On to the first myth: The idea that the black community is disordered and problematic. Throughout American history, black people, neighborhoods, and lifestyles have long been stigmatized as other, different, violent, and, in the final analysis, a problem. By now, we can assume that the dominant gaze has realized, at the very least, that black people, neighborhoods, and lifestyles are diverse — there are black bankers as well as black prostitutes, drug dealers as well as pharmaceutical reps, a South Side of Chicago as well as a Sag Harbor. But even low-income, inner-city black neighborhoods — those poverty-stricken areas we see on TV — are not as disordered as conservatives (and even, some liberals) paint them to be.

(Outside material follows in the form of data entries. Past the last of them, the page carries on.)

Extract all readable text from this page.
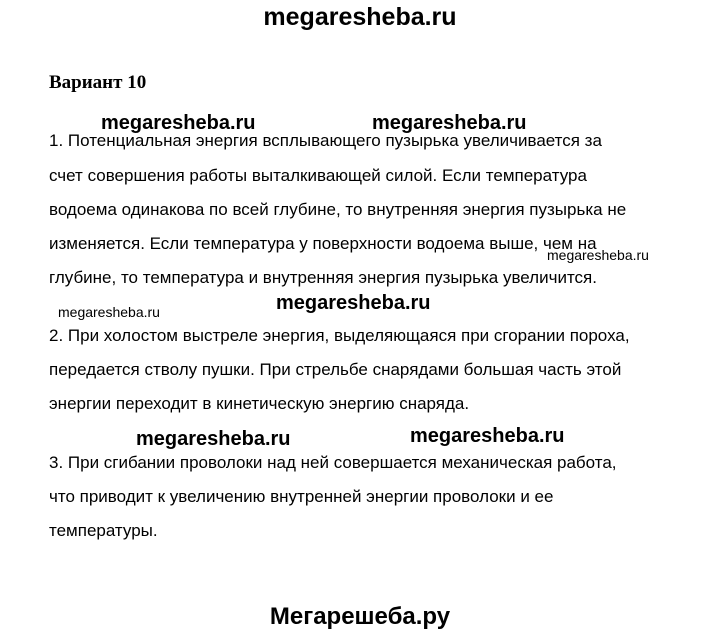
megaresheba.ru
Вариант 10
1. Потенциальная энергия всплывающего пузырька увеличивается за
счет совершения работы выталкивающей силой. Если температура
водоема одинакова по всей глубине, то внутренняя энергия пузырька не
изменяется. Если температура у поверхности водоема выше, чем на
глубине, то температура и внутренняя энергия пузырька увеличится.
2. При холостом выстреле энергия, выделяющаяся при сгорании пороха,
передается стволу пушки. При стрельбе снарядами большая часть этой
энергии переходит в кинетическую энергию снаряда.
3. При сгибании проволоки над ней совершается механическая работа,
что приводит к увеличению внутренней энергии проволоки и ее
температуры.
megaresheba.ru	megaresheba.ru
megaresheba.ru
megaresheba.ru	megaresheba.ru
megaresheba.ru	megaresheba.ru
Мегарешеба.ру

With regard to drug use, low-income blacks use drugs at lower rates than whites of similar socio-economic backgrounds. And even for those who use drugs, recent findings suggest that drug use may not be the life-altering problem we make it out to be. A recent longitudinal study has revealed that poverty has more of a determining factor on the life outcomes of “crack babies” than does crack-cocaine itself. Moreover, violence in the inner-city is not as it may seem. On average, violent crime rates have been on the decline, even in urban areas, and numerous studies have found perceptions of black inner-city crime to be overblown. Still, one death is one too many and the culture of guns, throughout all of America, is a national concern. And with regard to the "absent black father" problematic, the absence of fathers in the household is similarly an increasingly American phenomenon rather than a black American phenomenon. Rates of absentee fathers have increased among all races. Interestingly, absentee black fathers standout — in a positive way. Though not married to their children’s mothers, these fathers often cohabit with their children. In fact, among all fathers who do not live with their children, black fathers are more likely than other fathers to visit their children on a regular basis. It appears, contra Mr. Steele’s analogy, that the mosquito is absentee fathers and the gorilla, poverty and structural racism.  

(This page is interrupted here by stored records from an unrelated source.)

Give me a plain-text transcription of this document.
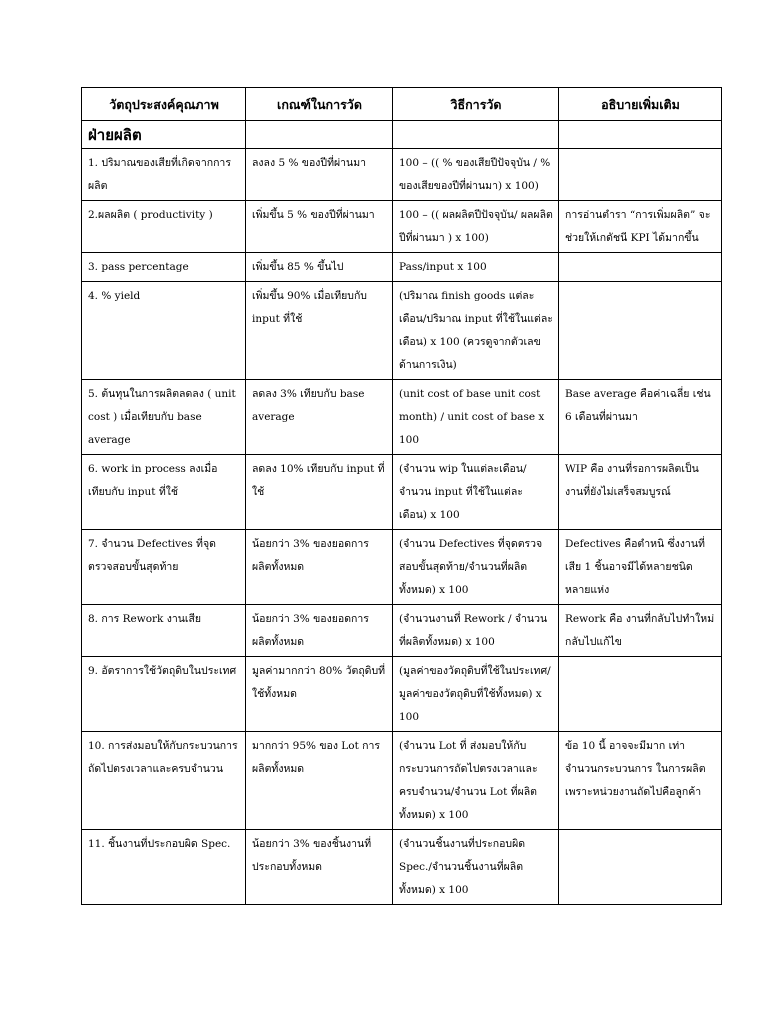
วัตถุประสงค์คุณภาพ	เกณฑ์ในการวัด	วิธีการวัด	อธิบายเพิ่มเติม
ฝ่ายผลิต			
1. ปริมาณของเสียที่เกิดจากการผลิต	ลงลง 5 % ของปีที่ผ่านมา	100 – (( % ของเสียปีปัจจุบัน / % ของเสียของปีที่ผ่านมา) x 100)	
2.ผลผลิต ( productivity )	เพิ่มขึ้น 5 % ของปีที่ผ่านมา	100 – (( ผลผลิตปีปัจจุบัน/ ผลผลิตปีที่ผ่านมา ) x 100)	การอ่านตำรา “การเพิ่มผลิต” จะช่วยให้เกดัชนี KPI ได้มากขึ้น
3. pass percentage	เพิ่มขึ้น 85 % ขึ้นไป	Pass/input x 100	
4. % yield	เพิ่มขึ้น 90% เมื่อเทียบกับ input ที่ใช้	(ปริมาณ finish goods แต่ละเดือน/ปริมาณ input ที่ใช้ในแต่ละ เดือน) x 100 (ควรดูจากตัวเลขด้านการเงิน)	
5. ต้นทุนในการผลิตลดลง ( unit cost ) เมื่อเทียบกับ base average	ลดลง 3% เทียบกับ base average	(unit cost of base unit cost month) / unit cost of base x 100	Base average คือค่าเฉลี่ย เช่น 6 เดือนที่ผ่านมา
6. work in process ลงเมื่อเทียบกับ input ที่ใช้	ลดลง 10% เทียบกับ input ที่ใช้	(จำนวน wip ในแต่ละเดือน/ จำนวน input ที่ใช้ในแต่ละ เดือน) x 100	WIP คือ งานที่รอการผลิตเป็นงานที่ยังไม่เสร็จสมบูรณ์
7. จำนวน Defectives ที่จุดตรวจสอบขั้นสุดท้าย	น้อยกว่า 3% ของยอดการผลิตทั้งหมด	(จำนวน Defectives ที่จุดตรวจสอบขั้นสุดท้าย/จำนวนที่ผลิตทั้งหมด) x 100	Defectives คือตำหนิ ซึ่งงานที่เสีย 1 ชิ้นอาจมีได้หลายชนิดหลายแห่ง
8. การ Rework งานเสีย	น้อยกว่า 3% ของยอดการผลิตทั้งหมด	(จำนวนงานที่ Rework / จำนวนที่ผลิตทั้งหมด) x 100	Rework คือ งานที่กลับไปทำใหม่ กลับไปแก้ไข
9. อัตราการใช้วัตถุดิบในประเทศ	มูลค่ามากกว่า 80% วัตถุดิบที่ใช้ทั้งหมด	(มูลค่าของวัตถุดิบที่ใช้ในประเทศ/มูลค่าของวัตถุดิบที่ใช้ทั้งหมด) x 100	
10. การส่งมอบให้กับกระบวนการถัดไปตรงเวลาและครบจำนวน	มากกว่า 95% ของ Lot การผลิตทั้งหมด	(จำนวน Lot ที่ ส่งมอบให้กับกระบวนการถัดไปตรงเวลาและครบจำนวน/จำนวน Lot ที่ผลิตทั้งหมด) x 100	ข้อ 10 นี้ อาจจะมีมาก เท่าจำนวนกระบวนการ ในการผลิตเพราะหน่วยงานถัดไปคือลูกค้า
11. ชิ้นงานที่ประกอบผิด Spec.	น้อยกว่า 3% ของชิ้นงานที่ประกอบทั้งหมด	(จำนวนชิ้นงานที่ประกอบผิด Spec./จำนวนชิ้นงานที่ผลิตทั้งหมด) x 100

Poor black neighborhoods have their difficulties, sure. But these difficulties are not individual-level failures that can be eliminated by calls for greater personal responsibility. The inequalities faced by low-income black neighborhoods spring from multiple generations of concentrated poverty — poverty that persists because of discrimination and an apathetic and crumbling welfare state. And furthermore, these difficulties, though real, are hideously aggrandized in the national imagination. “Crack-smoking moms and dads” don’t roam the streets, and the notion that the black family has “collapsed” ignores the ways in which extended families and cohabiting fathers care for their children and communities. The thing is we’re working on it — on all fronts. Every day black leaders work to better their communities in untold, unsexy ways. What low-income black communities don’t need are brow beatings from writers pontificating on the sidelines. If conservatives like Mr. Stein are as “terribly worried” about low-income black communities as they protest, then perhaps they’ll join us in the trenches.